Dalam konteks ini, yang harus dipahami oleh masyarakat sebagai pemanfaat media sosial adalah kesadaran bahwa berbagai konten yang diproduksinya dan disebar melalui media sosial, akan menjadi konsumsi orang banyak dengan tidak berbatas ruang dan waktu. Setiap orang akan segera menangkap konten yang diproduksi dalam hitungan detik. Dengan demikian, setiap orang dapat melakukan kajian dan penilaian atas produksi konten yang tersebar tersebut.
Barangkali, kesadaran akan begitu terbukanya setiap orang untuk mengakses setiap produksi konten perlu terus diperkuat agar menjadi pemahaman setiap orang, sehingga tidak dengan mudah dan sembarangan seseorang memproduksi ungkapan dan manutkannya pada media sosial yang dimilikinya. Setiap pengguna perangkat digital harus dengan cermat mengkaji berbagai konten sebelum ditautkan pada media sosial, apalagi konten dengan nuansa sensitivitas tinggi.

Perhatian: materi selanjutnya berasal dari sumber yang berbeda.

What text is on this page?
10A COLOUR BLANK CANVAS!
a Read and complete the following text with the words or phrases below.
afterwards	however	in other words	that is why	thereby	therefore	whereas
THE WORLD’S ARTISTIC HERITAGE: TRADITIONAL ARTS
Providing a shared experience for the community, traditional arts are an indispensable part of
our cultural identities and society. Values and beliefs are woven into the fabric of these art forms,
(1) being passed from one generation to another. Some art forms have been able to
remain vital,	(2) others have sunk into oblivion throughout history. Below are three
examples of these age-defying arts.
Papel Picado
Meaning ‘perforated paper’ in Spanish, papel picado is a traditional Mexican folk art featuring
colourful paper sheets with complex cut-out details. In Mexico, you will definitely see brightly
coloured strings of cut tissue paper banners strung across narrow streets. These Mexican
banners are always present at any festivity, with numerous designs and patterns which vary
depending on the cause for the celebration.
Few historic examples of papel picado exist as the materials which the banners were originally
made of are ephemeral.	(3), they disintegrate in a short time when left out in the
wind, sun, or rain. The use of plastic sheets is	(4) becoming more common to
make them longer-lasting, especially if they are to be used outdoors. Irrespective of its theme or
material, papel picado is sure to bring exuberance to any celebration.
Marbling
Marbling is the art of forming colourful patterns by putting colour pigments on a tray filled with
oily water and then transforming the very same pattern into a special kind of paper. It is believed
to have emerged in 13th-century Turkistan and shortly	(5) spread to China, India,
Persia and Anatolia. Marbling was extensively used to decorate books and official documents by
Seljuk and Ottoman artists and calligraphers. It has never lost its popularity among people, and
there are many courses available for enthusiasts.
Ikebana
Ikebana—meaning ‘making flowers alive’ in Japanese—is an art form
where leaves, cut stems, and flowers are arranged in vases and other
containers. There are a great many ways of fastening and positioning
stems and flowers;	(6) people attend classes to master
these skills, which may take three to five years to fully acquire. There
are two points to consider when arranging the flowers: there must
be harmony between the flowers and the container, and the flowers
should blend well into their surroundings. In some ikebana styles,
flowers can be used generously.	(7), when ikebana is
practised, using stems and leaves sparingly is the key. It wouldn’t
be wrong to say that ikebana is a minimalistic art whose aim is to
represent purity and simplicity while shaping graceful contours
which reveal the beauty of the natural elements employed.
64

Upaya ini harus ditekankankan—karena pemanfaatan media sosial yang telah berada pada genggaman—adalah pemahaman akan dampak negatif yang ditimbulkan oleh produksi konten ketika disebar dengan tanpa pertimbangan matang. Kenyataan tersebut, mengingat lagi pada peribahasa lama the man behind the gun’. Media sosial yang dimilikinya berada dalam posisi netral, tetapi kesalahan langkah dalam memanfaatkannya akan berdampak negatif bagi setiap pengguna serta lingkungan sekitarnya.
Dalam pemikiran yang dangkal dimungkinkan bahwa konten atau postingan yang diproduksi itu baik atau bagus sebagai ungkapan perasaan, pendapat, ide, atau sebangsanya sehingga layak dikonsumsi oleh orang banyak. Namun, tidak semua orang memiliki pendapat dan pandangan yang sama. Tidak semua orang pula memiliki kepentingan dan minat yang sama denga konten yang diproduksi. Bahkan, bisa jadi konten yang diproduksi tersebut menyinggung perasaan orang kebanyakan sehingga memicu reaksi sebagai bentuk respons dari mereka yang tersinggung. Selanjutnya, pemroduksi konten harus barurusan dengan aparat penegak hukum sebagai konsekwensinya.
Karena itu, kehati-hatian dan kecermatan dalam memroduksi dan menyebarkan konten melalui media sosial perlu dikedepankan—bermedia sosial dengan sehat. Alih-alih mendapat simpati dari orang lain, yang terjadi adalah mendapat hujatan dan cacian dari banyak orang seperti halnya yang dialami oleh mereka yang membuat konten ‘nyeleneh dan nyinyir’ terkait dengan musibah yang dialami KRI Nanggala 402.
Jelas sekali, apa yang diperlihatkan mereka melalui ekspresi kontennya merupakan sebuah refleki ‘berpesta di tengah bencana’. ****Disdikkbb-DasARSS.